First is an interesting way of searching through Google Books, that fabulous database so rarely mentioned these days. Instead of just searching for text or title verbatim, you can ask questions like “why was Napoleon exiled?” or “What is the nature of consciousness?”
It returns passages from books that, based on their language only, are closely associated with your question, and while the results are hit and miss, they are nice and flexible. Sentences answering my questions appeared even though they were not directly adjacent to key words or particularly specific about doing so.
I found, however, it’s not a very intuitive way to interact with a body of knowledge, at least for me. When I ask a question, I generally want to receive an answer, not a competing variety of quotes that may or may not bear on your inquiry. So while I can’t really picture using this regularly, it’s an interesting way to demonstrate the flexibility of the semantic engine at work here. And it may very well expose you to some new authors, though the 100,000 books included in the database too are something of a mixed bag.
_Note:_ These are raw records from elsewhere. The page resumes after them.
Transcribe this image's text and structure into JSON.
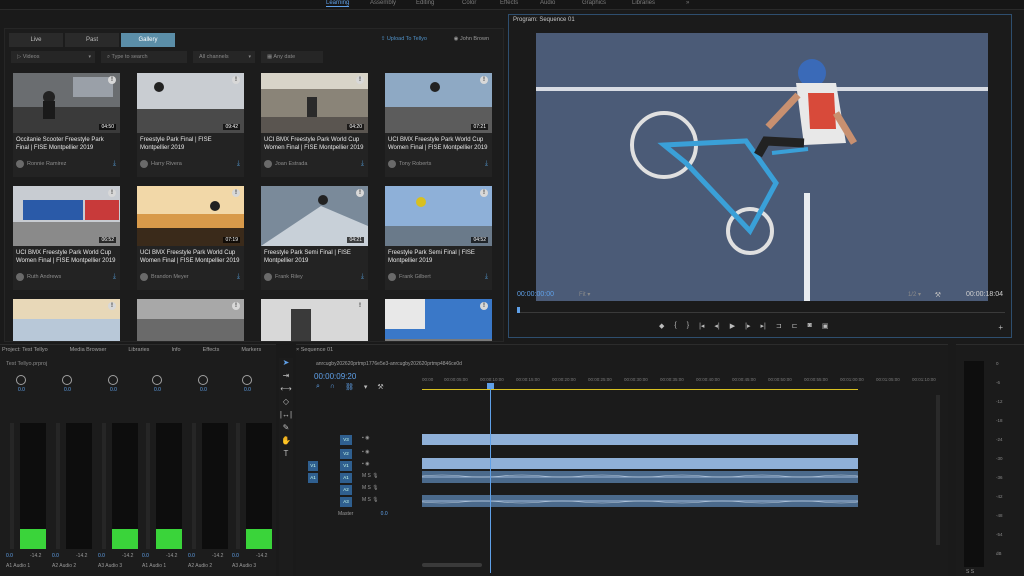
{
  "workspaces": [
    "Learning",
    "Assembly",
    "Editing",
    "Color",
    "Effects",
    "Audio",
    "Graphics",
    "Libraries",
    "»"
  ],
  "media": {
    "tabs": [
      "Live",
      "Past",
      "Gallery"
    ],
    "upload_label": "Upload To Tellyo",
    "user_label": "John Brown",
    "filters": {
      "type": "Videos",
      "search_placeholder": "Type to search",
      "channels": "All channels",
      "date": "Any date"
    },
    "cards": [
      {
        "title": "Occitanie Scooter Freestyle Park Final | FISE Montpellier 2019",
        "author": "Ronnie Ramirez",
        "duration": "04:50"
      },
      {
        "title": "Freestyle Park Final | FISE Montpellier 2019",
        "author": "Harry Rivera",
        "duration": "09:42"
      },
      {
        "title": "UCI BMX Freestyle Park World Cup Women Final | FISE Montpellier 2019",
        "author": "Joan Estrada",
        "duration": "04:20"
      },
      {
        "title": "UCI BMX Freestyle Park World Cup Women Final | FISE Montpellier 2019",
        "author": "Tony Roberts",
        "duration": "07:21"
      },
      {
        "title": "UCI BMX Freestyle Park World Cup Women Final | FISE Montpellier 2019",
        "author": "Ruth Andrews",
        "duration": "06:52"
      },
      {
        "title": "UCI BMX Freestyle Park World Cup Women Final | FISE Montpellier 2019",
        "author": "Brandon Meyer",
        "duration": "07:19"
      },
      {
        "title": "Freestyle Park Semi Final | FISE Montpellier 2019",
        "author": "Frank Riley",
        "duration": "04:21"
      },
      {
        "title": "Freestyle Park Semi Final | FISE Montpellier 2019",
        "author": "Frank Gilbert",
        "duration": "04:52"
      },
      {
        "title": "",
        "author": "",
        "duration": ""
      },
      {
        "title": "",
        "author": "",
        "duration": ""
      },
      {
        "title": "",
        "author": "",
        "duration": ""
      },
      {
        "title": "",
        "author": "",
        "duration": ""
      }
    ]
  },
  "program": {
    "title": "Program: Sequence 01",
    "timecode": "00:00:00:00",
    "fit": "Fit",
    "resolution": "1/2",
    "duration": "00:00:18:04"
  },
  "mixer": {
    "tabs": [
      "Project: Test Tellyo",
      "Media Browser",
      "Libraries",
      "Info",
      "Effects",
      "Markers"
    ],
    "project_file": "Test Tellyo.prproj",
    "channels": [
      {
        "name": "Audio 1",
        "id": "A1",
        "knob": "0.0",
        "val": "0.0",
        "val2": "-14.2",
        "level": 0.16
      },
      {
        "name": "Audio 2",
        "id": "A2",
        "knob": "0.0",
        "val": "0.0",
        "val2": "-14.2",
        "level": 0.0
      },
      {
        "name": "Audio 3",
        "id": "A3",
        "knob": "0.0",
        "val": "0.0",
        "val2": "-14.2",
        "level": 0.16
      },
      {
        "name": "Audio 1",
        "id": "A1",
        "knob": "0.0",
        "val": "0.0",
        "val2": "-14.2",
        "level": 0.16
      },
      {
        "name": "Audio 2",
        "id": "A2",
        "knob": "0.0",
        "val": "0.0",
        "val2": "-14.2",
        "level": 0.0
      },
      {
        "name": "Audio 3",
        "id": "A3",
        "knob": "0.0",
        "val": "0.0",
        "val2": "-14.2",
        "level": 0.16
      }
    ]
  },
  "timeline": {
    "tab": "Sequence 01",
    "sequence_name": "anrcugby202620prtmp1776e5e3-anrcugby202620prtmp4846ce0d",
    "timecode": "00:00:09:20",
    "ruler": [
      "00:00",
      "00:00:05:00",
      "00:00:10:00",
      "00:00:15:00",
      "00:00:20:00",
      "00:00:25:00",
      "00:00:30:00",
      "00:00:35:00",
      "00:00:40:00",
      "00:00:45:00",
      "00:00:50:00",
      "00:00:55:00",
      "00:01:00:00",
      "00:01:05:00",
      "00:01:10:00"
    ],
    "tracks": [
      "V3",
      "V2",
      "V1",
      "A1",
      "A2",
      "A3"
    ],
    "source_targets": [
      "V1",
      "A1"
    ],
    "master_label": "Master",
    "master_value": "0.0"
  },
  "vu_scale": [
    "0",
    "-6",
    "-12",
    "-18",
    "-24",
    "-30",
    "-36",
    "-42",
    "-48",
    "-54",
    "dB"
  ],
  "colors": {
    "accent": "#5fa0e8",
    "meter": "#3ad43a",
    "clip_video": "#8fb0d8",
    "clip_audio": "#4b6a8c"
  }
}
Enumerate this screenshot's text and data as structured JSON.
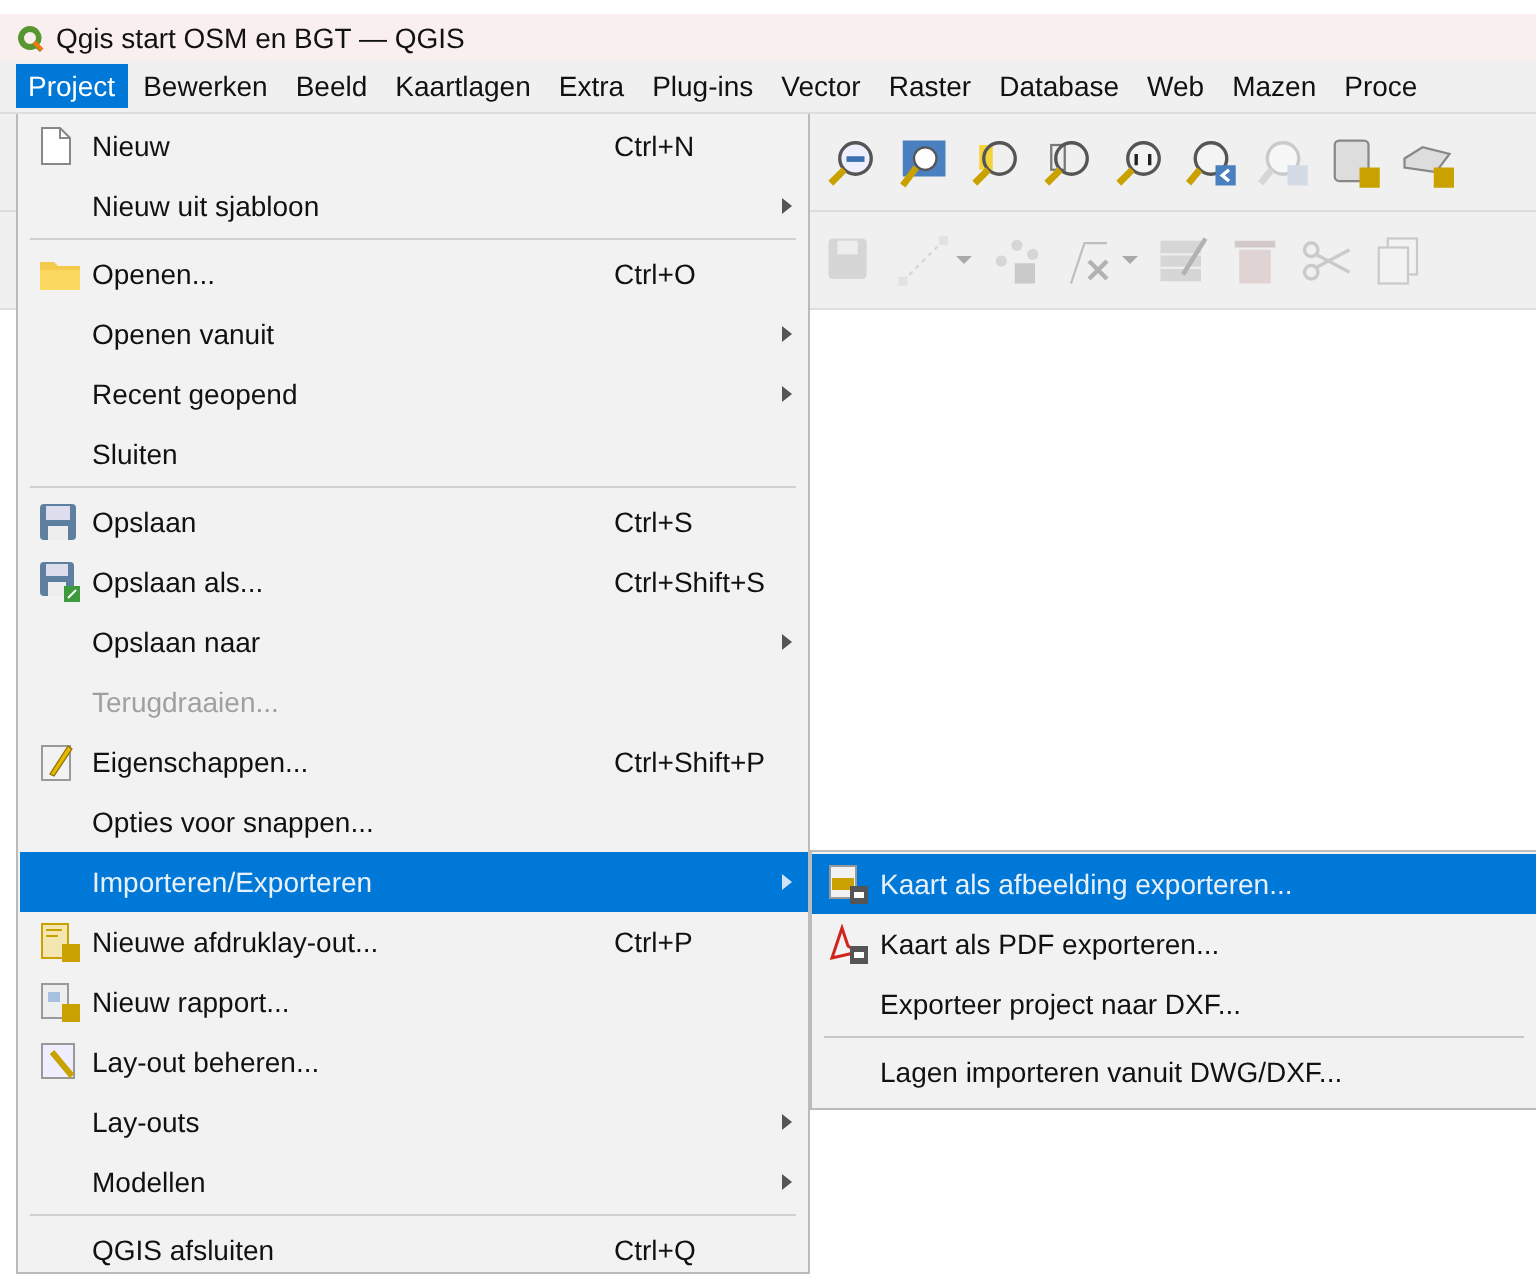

The second project Google highlights is a game it calls Semantris, though I must say it’s rather too simple to deserve the “-tris” moniker. You’re given a list of words and one in particular is highlighted. You type the word you most associate with that one, and the words will reorder with, as Google’s AI understands it, the closest matches to your word on the bottom. If you moved the target word to the bottom, it blows up a few words and adds some more.
It’s a nice little time waster, but I couldn’t help but feel I was basically just a guinea pig providing testing and training for Google’s word association agent. It was also pretty easy — I didn’t feel much of an achievement for associating “water” with “boat” — but maybe it gets harder as it goes on. I’ve asked Google if our responses are feeding into the AI’s training data.
For the coders and machine learning enthusiasts among you, Google has also provided some pre-trained TensorFlow modules and of course documented their work in a couple papers linked in the blog post.